Creo que era el único que comprendía el extraño sentimiento que
germinaba en mi corazón cuando Noche de Paz sonaba.
Desde pequeño he llorado emocionado
ante la belleza de los villancicos. Jamás he podido contener mis
lágrimas. Me embarga una emotividad imposible de controlar. Recuerdo
vivamente como Sweet Heart, mi abuela, me sostenía en brazos y
besaba mis mejillas mientras Pops aplaudía entusiasmado. Nadie en
Blackwood Farm desperdiciaba los eventos navideños. Los huéspedes
disfrutaban de nuestra compañía y nosotros de ellos. Los primos
lejanos, los parientes más cercanos y un sinfín de amigos nos
acompañaban en la cena. Lo mejor era los interminables brindis, las
alegres canciones y las ovaciones que siempre se llevaba el pavo que
encabezaba la lista de delicias que encabezaba la opípara cena.
No importaban los regalos. Creo que
jamás me detuve a preguntarme si eran buenos o malos. Los libros me
parecían importantes, en consecuencia eran siempre aceptados con una
enorme sonrisa. Los juguetes eran escasos, aunque me parecían
pequeñas obras de arte. Mi abuelo prefería regalarme juegos
educativos, artesanos y con una laboriosidad indescriptible. Recuerdo
un trenecito de madera con una cuerda de la cual tirabas para
arrastrarlo, de ese modo se movía y mostraba su colorido con una
belleza asombrosa. La ropa hecha a mano era sin duda peculiarmente
adorable.

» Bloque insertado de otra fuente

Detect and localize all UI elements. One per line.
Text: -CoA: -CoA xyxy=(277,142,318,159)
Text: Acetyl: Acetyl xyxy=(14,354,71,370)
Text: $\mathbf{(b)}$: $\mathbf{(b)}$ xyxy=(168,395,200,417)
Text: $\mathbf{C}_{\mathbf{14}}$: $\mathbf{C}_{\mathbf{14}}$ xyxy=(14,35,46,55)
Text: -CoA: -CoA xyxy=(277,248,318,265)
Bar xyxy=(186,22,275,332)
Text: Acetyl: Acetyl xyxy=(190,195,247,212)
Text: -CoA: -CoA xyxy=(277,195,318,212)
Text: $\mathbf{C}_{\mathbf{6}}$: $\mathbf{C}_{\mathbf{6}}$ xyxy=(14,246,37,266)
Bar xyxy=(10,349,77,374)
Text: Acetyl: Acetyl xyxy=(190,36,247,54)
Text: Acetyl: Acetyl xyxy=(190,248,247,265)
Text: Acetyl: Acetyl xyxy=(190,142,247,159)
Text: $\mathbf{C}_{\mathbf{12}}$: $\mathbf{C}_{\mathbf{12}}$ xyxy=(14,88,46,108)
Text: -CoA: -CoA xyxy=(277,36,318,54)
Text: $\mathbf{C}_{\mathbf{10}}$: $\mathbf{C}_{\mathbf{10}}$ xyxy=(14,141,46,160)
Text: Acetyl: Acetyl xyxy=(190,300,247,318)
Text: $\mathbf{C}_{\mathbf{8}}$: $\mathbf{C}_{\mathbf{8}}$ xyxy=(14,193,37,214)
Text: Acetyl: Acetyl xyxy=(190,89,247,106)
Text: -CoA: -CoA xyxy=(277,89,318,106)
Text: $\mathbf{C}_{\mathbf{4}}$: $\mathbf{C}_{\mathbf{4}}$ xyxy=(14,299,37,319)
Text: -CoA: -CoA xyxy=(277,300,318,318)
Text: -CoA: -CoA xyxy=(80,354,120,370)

No me importaba el color. Lo importante era el detalle, la
calidez que emanaba no sólo de las fibras y tejidos con las cuales
estaban confeccionadas.
Extraño todo eso. Echo de menos el
pasearme por los pasillos abarrotados de caras nuevas y viejos
conocidos. Abrazarme a unos y a otros, besar sus mejillas y cantar
con ellos era un ritual que ya no puedo hacer. La única navidad que
viví como vampiro fue un horror. Tuve que contener mis lágrimas
sanguinolentas, alejarme de más de uno y huir. En el jardín,
abrazado a mí mismo, miré las profundas aguas oscuras del pantano y
me pregunté si me ahogaba en ellas por cada lágrima que no podía
mostrar libremente. Un nudo extraño se formó en mi garganta y quise
llorar amargamente. Tras tantos años lejos era duro regresar y no
poder vivir esas entrañables fechas como acostumbraba.
Las estrellas brillaban con fuerza ese
día. Pensé en Mona, su amor y su sonrisa desgastada. Me hundí en
la miseria. Recé por mi alma corrupta y por su recuperación. Rogué
un milagro, pero no ocurrió nada. Así que tan sólo canté a viva
voz Noche de Paz dejando que mi alma se liberara al fin.
Navidad... nunca ha sonado tan terrible
y dolorosa en mi boca esa celebración de amor y paz.